Barzani’s group, which controls one half of northern Iraq’s Kurdish autonomous zone, said in a statement that some of the returnees could be going back to areas outside the Kurdish areas where security is poor.
Iraqi failed asylum seekers are currently being detained in preparation for the first programme of forced removals, the Home Office said on 15 August. The Home Office would not confirm the numbers who have been detained pending their removal. However, the Refugee Council believe that 43 Iraqis had been arrested by the end of last week and the Times has reported that they were told by officials said that the figure had grown to over 100.
There are currently up to 7,000 failed Iraqi asylum seekers in Britain living in Britain. Their removal until now has been on a voluntary basis because of the problems of ensuring their safety on return.
Despite refugee groups and the UNHCR warning that the volatile situation in Iraq means that no-one should be forced home, the Home Office are insisting that some parts of Iraq are not as affected by insurgent action and are therefore safer. This goes against Foreign Office advice which has discouraged non- essential travel to Iraq for Britons and warns of an expected increase in attacks by insurgents.
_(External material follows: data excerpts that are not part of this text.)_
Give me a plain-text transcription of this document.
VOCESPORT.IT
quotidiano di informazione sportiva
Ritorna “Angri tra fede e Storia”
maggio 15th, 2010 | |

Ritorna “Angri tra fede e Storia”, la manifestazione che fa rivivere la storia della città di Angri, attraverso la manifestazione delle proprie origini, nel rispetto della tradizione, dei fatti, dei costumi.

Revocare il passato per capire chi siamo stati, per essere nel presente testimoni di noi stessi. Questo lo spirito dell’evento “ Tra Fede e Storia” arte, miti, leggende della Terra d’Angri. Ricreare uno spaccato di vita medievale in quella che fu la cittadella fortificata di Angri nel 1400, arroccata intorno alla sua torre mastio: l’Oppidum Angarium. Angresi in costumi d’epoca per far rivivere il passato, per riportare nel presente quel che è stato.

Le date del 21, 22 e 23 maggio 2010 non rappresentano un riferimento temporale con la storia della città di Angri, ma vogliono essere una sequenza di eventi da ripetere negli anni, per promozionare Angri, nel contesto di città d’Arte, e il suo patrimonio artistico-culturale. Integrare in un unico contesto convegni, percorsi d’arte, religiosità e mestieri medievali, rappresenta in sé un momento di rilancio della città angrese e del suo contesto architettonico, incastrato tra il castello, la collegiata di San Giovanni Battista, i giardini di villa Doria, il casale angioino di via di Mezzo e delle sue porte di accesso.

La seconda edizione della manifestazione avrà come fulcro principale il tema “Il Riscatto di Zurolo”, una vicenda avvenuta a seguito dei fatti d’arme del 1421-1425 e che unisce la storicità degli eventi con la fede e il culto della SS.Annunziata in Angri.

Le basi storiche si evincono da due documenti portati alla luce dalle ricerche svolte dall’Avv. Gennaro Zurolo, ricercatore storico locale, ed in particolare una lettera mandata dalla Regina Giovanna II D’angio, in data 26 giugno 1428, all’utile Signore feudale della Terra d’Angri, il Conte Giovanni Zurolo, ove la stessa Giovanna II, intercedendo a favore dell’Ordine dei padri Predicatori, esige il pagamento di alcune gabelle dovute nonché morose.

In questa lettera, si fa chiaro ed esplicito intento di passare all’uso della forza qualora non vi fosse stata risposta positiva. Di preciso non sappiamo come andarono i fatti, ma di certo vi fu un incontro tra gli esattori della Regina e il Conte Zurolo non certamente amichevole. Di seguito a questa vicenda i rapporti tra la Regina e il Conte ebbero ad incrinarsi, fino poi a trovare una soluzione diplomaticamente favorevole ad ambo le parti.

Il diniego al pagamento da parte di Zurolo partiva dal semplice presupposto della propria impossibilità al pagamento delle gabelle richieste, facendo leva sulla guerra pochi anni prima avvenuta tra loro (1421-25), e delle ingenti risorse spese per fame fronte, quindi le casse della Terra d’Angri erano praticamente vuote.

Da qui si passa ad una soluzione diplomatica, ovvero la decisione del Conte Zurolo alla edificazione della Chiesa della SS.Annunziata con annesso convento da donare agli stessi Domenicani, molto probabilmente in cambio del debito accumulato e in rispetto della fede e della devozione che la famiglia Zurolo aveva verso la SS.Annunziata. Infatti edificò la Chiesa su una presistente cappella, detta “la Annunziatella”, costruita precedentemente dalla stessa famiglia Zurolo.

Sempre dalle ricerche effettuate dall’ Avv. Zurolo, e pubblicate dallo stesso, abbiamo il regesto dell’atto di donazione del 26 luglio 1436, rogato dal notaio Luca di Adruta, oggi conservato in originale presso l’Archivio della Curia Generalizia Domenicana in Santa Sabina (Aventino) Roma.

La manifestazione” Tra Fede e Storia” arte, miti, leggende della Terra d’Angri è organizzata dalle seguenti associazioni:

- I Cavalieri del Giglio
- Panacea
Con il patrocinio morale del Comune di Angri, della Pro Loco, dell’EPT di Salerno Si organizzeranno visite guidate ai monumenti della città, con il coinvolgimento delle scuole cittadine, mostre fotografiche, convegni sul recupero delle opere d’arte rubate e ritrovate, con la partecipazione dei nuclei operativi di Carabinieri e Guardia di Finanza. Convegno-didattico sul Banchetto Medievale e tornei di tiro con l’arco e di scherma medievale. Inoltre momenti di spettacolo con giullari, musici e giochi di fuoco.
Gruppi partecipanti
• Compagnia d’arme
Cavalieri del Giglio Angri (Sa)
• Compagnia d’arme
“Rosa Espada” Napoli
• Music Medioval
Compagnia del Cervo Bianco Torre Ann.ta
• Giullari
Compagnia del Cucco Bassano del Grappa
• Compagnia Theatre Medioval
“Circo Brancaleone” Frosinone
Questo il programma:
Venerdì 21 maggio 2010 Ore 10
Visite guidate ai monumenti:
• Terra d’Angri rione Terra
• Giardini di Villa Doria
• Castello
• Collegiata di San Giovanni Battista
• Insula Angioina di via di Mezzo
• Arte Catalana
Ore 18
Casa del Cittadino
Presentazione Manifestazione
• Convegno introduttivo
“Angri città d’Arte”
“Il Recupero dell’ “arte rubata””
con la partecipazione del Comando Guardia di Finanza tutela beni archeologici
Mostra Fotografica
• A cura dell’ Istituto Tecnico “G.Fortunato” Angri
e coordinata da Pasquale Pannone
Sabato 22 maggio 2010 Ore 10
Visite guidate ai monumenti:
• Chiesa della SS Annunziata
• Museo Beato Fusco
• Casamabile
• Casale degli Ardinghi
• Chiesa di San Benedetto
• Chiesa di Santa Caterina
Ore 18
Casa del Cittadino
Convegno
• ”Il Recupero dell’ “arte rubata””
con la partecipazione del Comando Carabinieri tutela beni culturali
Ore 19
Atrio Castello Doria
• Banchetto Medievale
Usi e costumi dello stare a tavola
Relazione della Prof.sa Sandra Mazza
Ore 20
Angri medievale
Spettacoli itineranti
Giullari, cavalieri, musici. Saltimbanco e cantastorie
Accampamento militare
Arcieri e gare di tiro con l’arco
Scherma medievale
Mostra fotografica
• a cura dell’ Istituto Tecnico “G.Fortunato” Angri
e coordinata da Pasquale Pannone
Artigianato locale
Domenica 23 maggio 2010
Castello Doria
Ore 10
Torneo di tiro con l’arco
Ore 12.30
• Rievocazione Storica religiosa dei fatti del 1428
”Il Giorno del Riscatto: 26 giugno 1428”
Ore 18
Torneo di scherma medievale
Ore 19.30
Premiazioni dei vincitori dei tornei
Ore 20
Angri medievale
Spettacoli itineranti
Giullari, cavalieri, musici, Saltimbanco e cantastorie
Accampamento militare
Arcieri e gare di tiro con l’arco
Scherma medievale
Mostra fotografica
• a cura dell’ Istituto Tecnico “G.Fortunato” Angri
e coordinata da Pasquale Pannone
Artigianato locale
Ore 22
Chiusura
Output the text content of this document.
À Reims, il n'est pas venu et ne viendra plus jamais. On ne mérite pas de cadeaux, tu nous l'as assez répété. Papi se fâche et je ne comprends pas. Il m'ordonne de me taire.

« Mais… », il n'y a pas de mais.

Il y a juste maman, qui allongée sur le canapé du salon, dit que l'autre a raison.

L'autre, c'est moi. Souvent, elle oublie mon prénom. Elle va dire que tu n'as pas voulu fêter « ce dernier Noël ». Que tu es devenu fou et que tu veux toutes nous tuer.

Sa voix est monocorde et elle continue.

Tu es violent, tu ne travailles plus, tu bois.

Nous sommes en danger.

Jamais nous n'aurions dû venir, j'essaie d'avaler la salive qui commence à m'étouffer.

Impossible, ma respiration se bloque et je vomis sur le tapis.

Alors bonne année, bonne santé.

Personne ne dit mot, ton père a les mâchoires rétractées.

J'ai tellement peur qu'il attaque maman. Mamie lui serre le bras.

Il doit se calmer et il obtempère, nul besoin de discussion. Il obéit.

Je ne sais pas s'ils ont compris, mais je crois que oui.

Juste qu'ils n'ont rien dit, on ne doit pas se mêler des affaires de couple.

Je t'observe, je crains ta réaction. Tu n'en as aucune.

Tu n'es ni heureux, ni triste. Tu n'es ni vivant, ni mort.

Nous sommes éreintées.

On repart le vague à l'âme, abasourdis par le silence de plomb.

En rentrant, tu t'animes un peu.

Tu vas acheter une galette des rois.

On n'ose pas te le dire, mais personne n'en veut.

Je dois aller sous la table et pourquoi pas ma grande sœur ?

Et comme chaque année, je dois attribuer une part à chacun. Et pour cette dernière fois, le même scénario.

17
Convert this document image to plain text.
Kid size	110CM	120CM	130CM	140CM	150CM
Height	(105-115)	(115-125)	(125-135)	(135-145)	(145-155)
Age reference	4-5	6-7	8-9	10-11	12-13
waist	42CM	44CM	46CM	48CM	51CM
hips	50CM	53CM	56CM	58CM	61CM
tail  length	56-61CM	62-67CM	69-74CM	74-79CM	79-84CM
The detention of Iraqis follows the introduction of charter flights to Iraq by the International Organisation of Migration. Planes will fly to Irbil in the Kurdish region in the north of the country. However, these are, so far, only for voluntary returnees. Speculation is mounting that forced returns could begin as early as Bank Holiday Sunday, 26 August.
A spokeswoman for the Home Office was reported in the Guardian: “We would only return those who are not at risk of persecution and do not need humanitarian protection.” She said that in February last year, a decision was taken in principle to start the forced returns, but the proposed programme of removals would be the first time the policy would be followed through.
Margaret Lally of the Refugee Council was quoted in the Guardian and the Daily Mirror:
“This goes against the advice of the UN, whose position is that it is too early to force people to return. The US state department has also advised that terrorists are targeting civilian flights, which shows just how dangerous these plans are.”
The Times reported that the United Nations High Commissioner for Refugees had said that Britain had not given notification of the move and the expulsions were wrong. UN officials are hoping to meet Home Office ministers to try to stop the removals.
Tim Finch, director of communications at the Refugee Council, concurred:
“It was only when Iraqi families and community leaders began contacting us in panic that we discovered what was going on.”
“Nobody in Whitehall can surely claim that it is perfectly safe to send anyone back to anywhere in Iraq at the moment. I fear this is just another clumsy case of the Home Office trying to reach its target on forced removals of failed asylum-seekers and trying to do it in secret.”